Dış siyasette liberal anlayış, Richard Cobden tarafından “meşru çıkarların doğal uyumu” olarak ifade edilen görüşe temellenir. Nitekim, liberallerin çoğu ulusal otonomiye inanmakla birlikte, güçlü milliyetçiliğin toleranslı bir Avrupai bakış açısıyla birleştirilebileceğini savunmaktadır. François Guizot iyi bir Avrupalıdır ama Fransa’nın kültürel olarak ağır bastığından hiç şüphe duymaz. Joseph Mazzini ise birleşmiş bir İtalya’nın tüm Avrupa’nın yararlanacağı bir misyona hizmet edeceği inancıyla İtalya’nın birliği için çalışır.
Liberal kültür ifadesini, Herbert Spencer gibi geleceğe dair iyimser bakış açısına sahip insanların çalışmalarında bulur. Spencer, insanlığın, Büyük Britanya’nın çoktan başardığı bir yöne doğru evrildiğine işaret eden bir ilerleme yasası keşfettiğine inanmaktadır. İlerlemeye olan inanç, insanoğlunun aslında liberal bir yönde ilerlediğini gösteren pek çok güncel kanıtla -örneğin eğitimin yaygınlaşması, dini ayırımcılığın sona ermesi, sosyal reformun başlaması ve Rus serflerin ve Amerikan kölelerin özgürlüğe kavuşması- desteklenir. Ne ki, liberal rasyonalizmin ve laikliğin gelişimi, geleneksel Hıristiyanlığın altını oyma eğilimindedir ki, üzüntü ve pişmanlık dolu ifadesini, İngiliz şair Matthew Arnold’un “inancın dünyasının kayboluşu”unda bulur.

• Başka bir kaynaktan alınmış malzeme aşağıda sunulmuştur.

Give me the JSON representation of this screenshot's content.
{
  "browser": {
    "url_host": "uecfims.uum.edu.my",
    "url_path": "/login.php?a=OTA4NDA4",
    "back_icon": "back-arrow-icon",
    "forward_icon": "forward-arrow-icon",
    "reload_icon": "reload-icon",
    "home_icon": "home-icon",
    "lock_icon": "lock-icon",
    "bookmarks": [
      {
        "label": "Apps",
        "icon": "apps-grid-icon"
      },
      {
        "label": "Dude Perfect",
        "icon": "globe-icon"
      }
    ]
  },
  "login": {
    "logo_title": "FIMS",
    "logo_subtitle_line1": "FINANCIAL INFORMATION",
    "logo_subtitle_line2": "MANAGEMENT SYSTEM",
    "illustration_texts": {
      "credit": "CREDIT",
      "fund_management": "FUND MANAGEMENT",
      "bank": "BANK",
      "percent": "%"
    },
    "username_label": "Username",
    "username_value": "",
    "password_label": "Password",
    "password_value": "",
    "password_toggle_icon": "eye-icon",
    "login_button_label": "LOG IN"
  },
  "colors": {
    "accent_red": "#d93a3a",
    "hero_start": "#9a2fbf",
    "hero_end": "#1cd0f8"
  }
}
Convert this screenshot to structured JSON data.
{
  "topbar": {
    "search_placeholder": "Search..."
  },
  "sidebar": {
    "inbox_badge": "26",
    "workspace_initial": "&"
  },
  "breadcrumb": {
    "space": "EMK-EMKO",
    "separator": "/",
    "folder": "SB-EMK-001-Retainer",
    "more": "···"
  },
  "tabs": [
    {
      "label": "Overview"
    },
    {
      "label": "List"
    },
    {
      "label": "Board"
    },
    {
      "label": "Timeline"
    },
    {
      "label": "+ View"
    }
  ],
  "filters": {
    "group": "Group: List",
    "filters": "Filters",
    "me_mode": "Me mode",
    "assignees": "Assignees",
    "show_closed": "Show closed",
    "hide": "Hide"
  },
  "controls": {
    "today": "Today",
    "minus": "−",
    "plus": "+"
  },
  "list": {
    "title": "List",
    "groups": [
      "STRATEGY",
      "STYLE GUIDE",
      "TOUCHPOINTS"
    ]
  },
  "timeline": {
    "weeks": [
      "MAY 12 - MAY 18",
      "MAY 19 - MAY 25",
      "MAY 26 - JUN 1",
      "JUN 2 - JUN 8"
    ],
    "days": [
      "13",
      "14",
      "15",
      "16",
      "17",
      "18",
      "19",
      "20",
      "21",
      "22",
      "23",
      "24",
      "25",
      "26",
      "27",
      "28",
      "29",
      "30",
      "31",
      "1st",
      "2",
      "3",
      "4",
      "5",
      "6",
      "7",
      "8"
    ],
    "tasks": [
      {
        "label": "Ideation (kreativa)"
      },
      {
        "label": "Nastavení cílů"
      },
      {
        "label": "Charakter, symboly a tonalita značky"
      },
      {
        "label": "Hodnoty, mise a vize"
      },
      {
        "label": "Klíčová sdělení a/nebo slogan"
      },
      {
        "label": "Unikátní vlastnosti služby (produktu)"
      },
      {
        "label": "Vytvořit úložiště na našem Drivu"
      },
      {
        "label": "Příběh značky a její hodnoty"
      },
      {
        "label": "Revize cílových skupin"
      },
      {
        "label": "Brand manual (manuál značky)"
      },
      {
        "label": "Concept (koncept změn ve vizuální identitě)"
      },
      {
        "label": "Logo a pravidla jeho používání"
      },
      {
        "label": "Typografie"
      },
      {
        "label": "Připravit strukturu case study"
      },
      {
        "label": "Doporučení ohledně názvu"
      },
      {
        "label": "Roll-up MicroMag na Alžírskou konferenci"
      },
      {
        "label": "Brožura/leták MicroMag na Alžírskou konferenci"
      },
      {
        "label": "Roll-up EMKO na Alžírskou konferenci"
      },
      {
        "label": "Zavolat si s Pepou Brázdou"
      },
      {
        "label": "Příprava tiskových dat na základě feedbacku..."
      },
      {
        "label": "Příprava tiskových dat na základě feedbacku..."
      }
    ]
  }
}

Dinsel inanç krizi, Darwin’in Yaratılış’a meydan okuyan evrim kuramı gibi bilimsel çalışmaları yücelten pozitivizmin gelişimiyle yakından ilgilidir. Oysa, bilimsellik çağın en tartışmasız tek gerçeğidir ve bilimin teknolojiyle buluşması, sıradan insanların hayatlarını görülmemiş bir biçimde dönüştürmektedir. Ne var ki, bilim modern insana dönük olarak, zorlu pek çok başka soru da sormaya başlar: Bilim en eğitimli insanların gözünde dine meydan okuduğuna göre, acaba kainatın sırrını keşfedebilecek midir? İnsanoğlu, özellikle de “ahlaki ilerleme”nin olmadığı yerde, bilimin kendisine verdiği güçle baş edebilecek midir? Nitekim, bu sorular bugün de gündemimizdedir.
Gerçek/sahici ilerlemenin beklentileri karşılamada her daim yetersiz kalmış olması, liberalizmin de kaderidir. Yol açtığı ya da kışkırttığı şüphecilik ortamında ve erken sanayileşme döneminin tahammülfersa toplumsal koşullarında insanlar büyük hayal kırıklığı yaşamıştır. Nitekim, liberalizm daha baştan itibaren orta sınıfın (özellikle de aristokrasi ve ruhban sınıfın) Muhafazakâr meydan okuyuşuyla karşılaşmış, bu durum orta sınıf tarafından sömürüldüğünü hisseden proletaryanın, Sosyalist reaksiyonuna yol vermiştir.
Klaus Epstein, The Traditions of the Western World.